The student initially declined to help, but as the year progressed, he was called upon again to place keyloggers on three science, Spanish and English teachers' computers, the court papers say.
He finally agreed to place the keylogger on a history teacher's computer, according to the court papers.
The student said that when he returned the device to Lai, he was given a copy of an upcoming history test, the affidavit asserts.
During the interview with Anderson, the student allegedly identified 11 other students who were involved in the apparent cheating, the court papers say.
While the affidavit outlines a dozen students involved in the cheating, in letters sent recently to school officials, parents are asking why the board is disciplining only 11 students, with the twelfth being allowed to return to school.
Boss declined to comment.
The student also described to Anderson an early morning in April 2013 when he and Lai allegedly broke into CdM to install a keylogging device, court papers state.
Conversations between the student and Lai included information about meetings for tutoring, pictures of high school tests and discussions about the cheating, according to the affidavit.
"It was clear from the content that Lai and [the student] were using text messaging to discuss strategies on how to continue this elaborate scheme," Syvok wrote.
Lai is wanted by police for questioning but has not been located, said Jennifer Manzella, spokeswoman for the Newport Beach Police Department.
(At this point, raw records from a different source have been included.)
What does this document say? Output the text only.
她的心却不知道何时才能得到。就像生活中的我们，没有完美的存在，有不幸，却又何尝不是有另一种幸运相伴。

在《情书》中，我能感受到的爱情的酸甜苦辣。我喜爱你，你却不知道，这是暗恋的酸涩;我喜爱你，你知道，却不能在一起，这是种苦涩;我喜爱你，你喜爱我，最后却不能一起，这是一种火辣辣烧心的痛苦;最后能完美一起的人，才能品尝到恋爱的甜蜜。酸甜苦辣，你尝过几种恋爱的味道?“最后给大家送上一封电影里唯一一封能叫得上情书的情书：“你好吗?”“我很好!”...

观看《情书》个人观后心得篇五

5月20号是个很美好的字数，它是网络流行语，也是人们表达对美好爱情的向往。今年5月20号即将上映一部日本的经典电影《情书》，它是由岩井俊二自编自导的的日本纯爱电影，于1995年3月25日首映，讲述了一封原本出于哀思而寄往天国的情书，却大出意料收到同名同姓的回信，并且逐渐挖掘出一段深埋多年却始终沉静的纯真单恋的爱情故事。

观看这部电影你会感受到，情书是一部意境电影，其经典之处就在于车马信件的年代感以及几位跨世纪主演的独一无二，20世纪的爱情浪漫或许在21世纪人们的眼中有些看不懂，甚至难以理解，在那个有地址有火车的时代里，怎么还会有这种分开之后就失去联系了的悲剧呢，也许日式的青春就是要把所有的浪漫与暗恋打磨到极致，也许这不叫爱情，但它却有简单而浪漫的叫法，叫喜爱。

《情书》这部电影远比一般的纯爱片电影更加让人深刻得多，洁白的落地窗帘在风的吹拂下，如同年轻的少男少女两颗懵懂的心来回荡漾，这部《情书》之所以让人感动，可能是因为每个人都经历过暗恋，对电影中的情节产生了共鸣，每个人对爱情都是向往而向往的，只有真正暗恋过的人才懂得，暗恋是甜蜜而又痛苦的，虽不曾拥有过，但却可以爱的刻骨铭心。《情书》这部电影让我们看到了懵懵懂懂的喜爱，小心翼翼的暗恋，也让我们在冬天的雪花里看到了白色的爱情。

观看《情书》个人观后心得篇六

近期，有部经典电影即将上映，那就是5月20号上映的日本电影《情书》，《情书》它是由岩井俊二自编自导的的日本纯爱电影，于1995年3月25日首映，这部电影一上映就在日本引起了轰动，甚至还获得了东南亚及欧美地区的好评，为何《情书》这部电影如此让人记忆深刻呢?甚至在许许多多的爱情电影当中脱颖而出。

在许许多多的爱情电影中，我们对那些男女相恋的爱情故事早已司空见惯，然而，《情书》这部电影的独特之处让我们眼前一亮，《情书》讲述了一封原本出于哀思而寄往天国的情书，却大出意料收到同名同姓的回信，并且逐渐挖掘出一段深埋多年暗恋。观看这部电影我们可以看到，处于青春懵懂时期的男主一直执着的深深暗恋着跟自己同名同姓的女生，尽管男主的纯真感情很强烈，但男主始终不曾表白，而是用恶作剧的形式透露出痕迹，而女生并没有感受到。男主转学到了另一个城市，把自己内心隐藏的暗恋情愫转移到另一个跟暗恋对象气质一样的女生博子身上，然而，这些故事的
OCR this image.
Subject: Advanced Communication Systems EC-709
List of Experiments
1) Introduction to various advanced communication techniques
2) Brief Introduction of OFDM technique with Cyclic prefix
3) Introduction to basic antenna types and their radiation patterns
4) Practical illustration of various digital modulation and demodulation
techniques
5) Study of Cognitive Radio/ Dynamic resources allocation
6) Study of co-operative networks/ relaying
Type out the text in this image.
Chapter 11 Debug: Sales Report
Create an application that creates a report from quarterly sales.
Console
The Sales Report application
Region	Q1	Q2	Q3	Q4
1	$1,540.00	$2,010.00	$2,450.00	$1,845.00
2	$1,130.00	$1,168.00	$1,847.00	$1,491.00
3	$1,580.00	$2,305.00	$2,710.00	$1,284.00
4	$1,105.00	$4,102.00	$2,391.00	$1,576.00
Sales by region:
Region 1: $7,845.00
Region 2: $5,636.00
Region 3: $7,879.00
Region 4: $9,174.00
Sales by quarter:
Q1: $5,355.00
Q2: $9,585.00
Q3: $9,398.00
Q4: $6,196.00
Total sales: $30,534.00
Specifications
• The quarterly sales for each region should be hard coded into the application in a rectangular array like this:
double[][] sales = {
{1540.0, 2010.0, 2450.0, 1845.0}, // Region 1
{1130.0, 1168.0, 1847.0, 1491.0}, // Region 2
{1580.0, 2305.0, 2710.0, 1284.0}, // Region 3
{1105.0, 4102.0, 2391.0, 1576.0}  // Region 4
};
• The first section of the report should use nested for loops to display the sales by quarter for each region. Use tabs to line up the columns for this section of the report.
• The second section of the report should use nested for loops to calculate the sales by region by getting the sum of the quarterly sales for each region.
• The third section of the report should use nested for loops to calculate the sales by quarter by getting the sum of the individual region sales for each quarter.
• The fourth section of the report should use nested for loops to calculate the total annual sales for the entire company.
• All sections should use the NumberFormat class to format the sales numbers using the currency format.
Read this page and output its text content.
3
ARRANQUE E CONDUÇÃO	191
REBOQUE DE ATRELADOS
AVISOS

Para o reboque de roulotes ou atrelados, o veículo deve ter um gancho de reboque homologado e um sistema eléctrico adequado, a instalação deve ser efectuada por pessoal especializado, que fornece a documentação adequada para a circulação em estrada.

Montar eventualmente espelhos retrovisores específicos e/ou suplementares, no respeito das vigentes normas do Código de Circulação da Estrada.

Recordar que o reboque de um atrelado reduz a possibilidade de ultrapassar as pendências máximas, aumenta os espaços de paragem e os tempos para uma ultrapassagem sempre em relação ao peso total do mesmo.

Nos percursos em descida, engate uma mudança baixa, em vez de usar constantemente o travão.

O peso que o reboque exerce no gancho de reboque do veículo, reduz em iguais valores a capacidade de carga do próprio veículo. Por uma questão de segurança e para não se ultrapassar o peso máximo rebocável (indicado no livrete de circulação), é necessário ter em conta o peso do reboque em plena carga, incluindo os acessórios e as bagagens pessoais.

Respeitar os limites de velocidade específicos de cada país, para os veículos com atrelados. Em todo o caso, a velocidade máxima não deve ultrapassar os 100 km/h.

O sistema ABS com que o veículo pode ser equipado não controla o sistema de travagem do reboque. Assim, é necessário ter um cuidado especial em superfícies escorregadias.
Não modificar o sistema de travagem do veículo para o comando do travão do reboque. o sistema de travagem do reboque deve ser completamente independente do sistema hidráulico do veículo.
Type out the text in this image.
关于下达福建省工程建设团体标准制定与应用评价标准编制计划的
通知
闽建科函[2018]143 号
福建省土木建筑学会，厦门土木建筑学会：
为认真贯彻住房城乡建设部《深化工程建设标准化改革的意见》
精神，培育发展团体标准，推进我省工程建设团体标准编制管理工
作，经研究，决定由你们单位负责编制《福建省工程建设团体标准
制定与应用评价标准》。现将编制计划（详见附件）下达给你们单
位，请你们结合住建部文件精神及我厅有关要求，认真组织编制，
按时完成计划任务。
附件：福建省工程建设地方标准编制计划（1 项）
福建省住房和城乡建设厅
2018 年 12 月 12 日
While Lai has eight traffic violations for infractions like driving without a valid license, failing to obey traffic signs and driving while using a cell phone, he has never been charged with a serious crime, according to Orange County Superior Court records.
In parents' letters to district officials, they allege that Lai was tutoring more than 150 CdM teens.
Lai had become known for his ability to help students boost their GPAs, parents said.
The last known phone number for Lai has been disconnected.
History of Cheating
CdM has encountered its share of cheating scandals in the past decade.
In 2004, two students were arrested after hacking into the high school's computers to boost grades. The students collected money, sometimes as much as several hundred dollars, from their peers to raise grades, officials said at the time.
Cheating surfaced again at the school in 2010 when sophomores were caught purchasing test banks from Amazon.
Students were not punished because the banks, which provide test questions and answers for teachers, were not labeled as teacher's editions, were found in the public domain and were available from legitimate retailers, the principal said at the time.